THE CRITIC'S SATURDAY NIGHT.
It was a good thing in its day that "Uncle Tom's Cabin" should be published—especially in the editions which contained the documentary evidence of the "Key"—in order that the world might know what was possible, sentimentally as well as pragmatically, under the regime of slavery.
And now that a whole generation has arisen which has no knowledge of the great civil war or of the subtle causes that combined for its inception, it is again a good thing that the old story should be circulated in its many cheap editions and made vital and palpable in dramatic forms. The young people of to-day cannot take a little journey southward and see with their own eyes the life of the plantation, stand by the block in the slave mart and know for themselves what slave owners and slave traders of different temperaments do with chattel humanity.
"Uncle Tom's Cabin" has held its own at the theatre in almost unbroken popularity, but of recent years it has degenerated into a means for the exhibition of negro specialties, of dogs and donkeys, of mechanical contrivances and trick scenery.

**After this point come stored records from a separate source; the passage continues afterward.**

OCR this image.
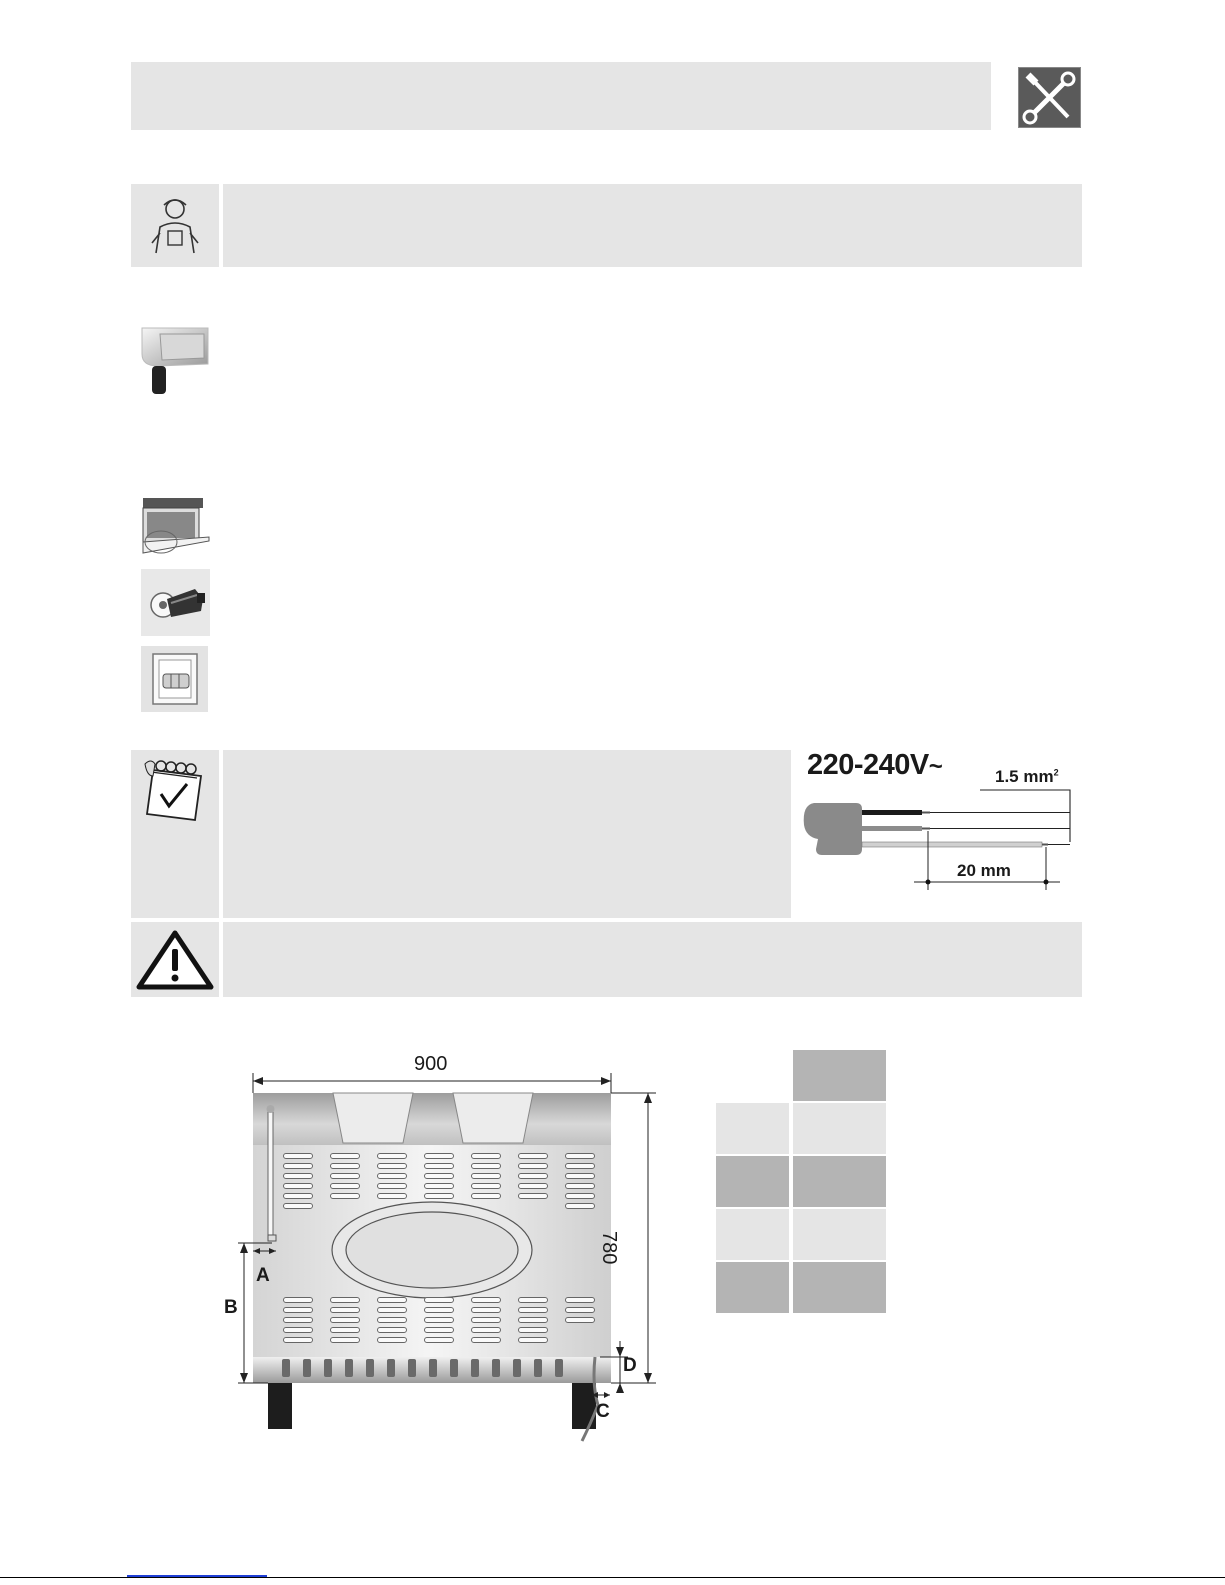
220-240V~	1.5 $mm^2$
20 mm
900
780
A
B
C
D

The public therefore should bestow liberally its thanks and patronage upon Messrs. James W. Harkins, Jr. and Edwin Barbour, who have made a new, respectable and well-proportioned version, with which they have begun the Boston Theatre season. Of course all seven of the main incidents cannot be reproduced in the usual time of a performance, and the action has been condensed into the space of a year in place of the four or five allotted to it by Mrs. Stowe. But the principal personages all appear and their dispositions and relative influences are made as clear as if they had much more to say and do. The atmosphere has been skillfully preserved, and the spectator cannot help feeling the reality and truth which govern the various scenes of the home, the field, the cabin, the prayer-meeting and the steamboat.
The authors have refrained from exaggeration, wisely trusting the play itself, set out as closely as possible to Mrs. Stowe's chapters, would have all the necessary power to awaken anger and horror, to touch the gentler feelings, to teach and to persuade. Uncle Tom is no longer a senile simpleton, strong only in dull obstinacy; but he is a hale, vigorous man, a treasure of working ability, who might easily have done many violent things or fought his way to freedom, had not his pious principles restrained him; Topsy does not pervade the play, but stays in her proper place as an incidental experiment; Legree's brutality of nature and life are not forced into demoniac impossibility, nor is Eva distorted into a sickly, puling little prig. The individual personages, in a word, are treated as they should be, as the elements of one broad, picturesque, powerful whole, representing communities, states and conditions, not single people and odd cases.
The acting is excellent for good sense and reserve, throughout, although it does not seem to me that Mr. O'Neil quite catches the type of Marks, making him too deliberately grotesque and absurd. Mr. Barbour's Tom, Mr. Losee's Legree, Mr. Carner's Wilson, Miss Elmore's Topsy, Miss Fitzpatrick's Eva, Miss Endres's Marie St. Clare, and Miss Walters's Chloe are among the best impersonations and all the minor parts are intelligently taken.
The stage is simply set, but its suggestions are all sufficient, and the distant view of the icy Ohio is vastly better than the usual lumbering attempts to show Eliza crossing from hummock to hummock. The costumes are kept well within the limits of the period, the furniture is appropriate, and the small amount of singing is given its full value by the incisiveness of the higher negro voices and the solidity of the lower ones.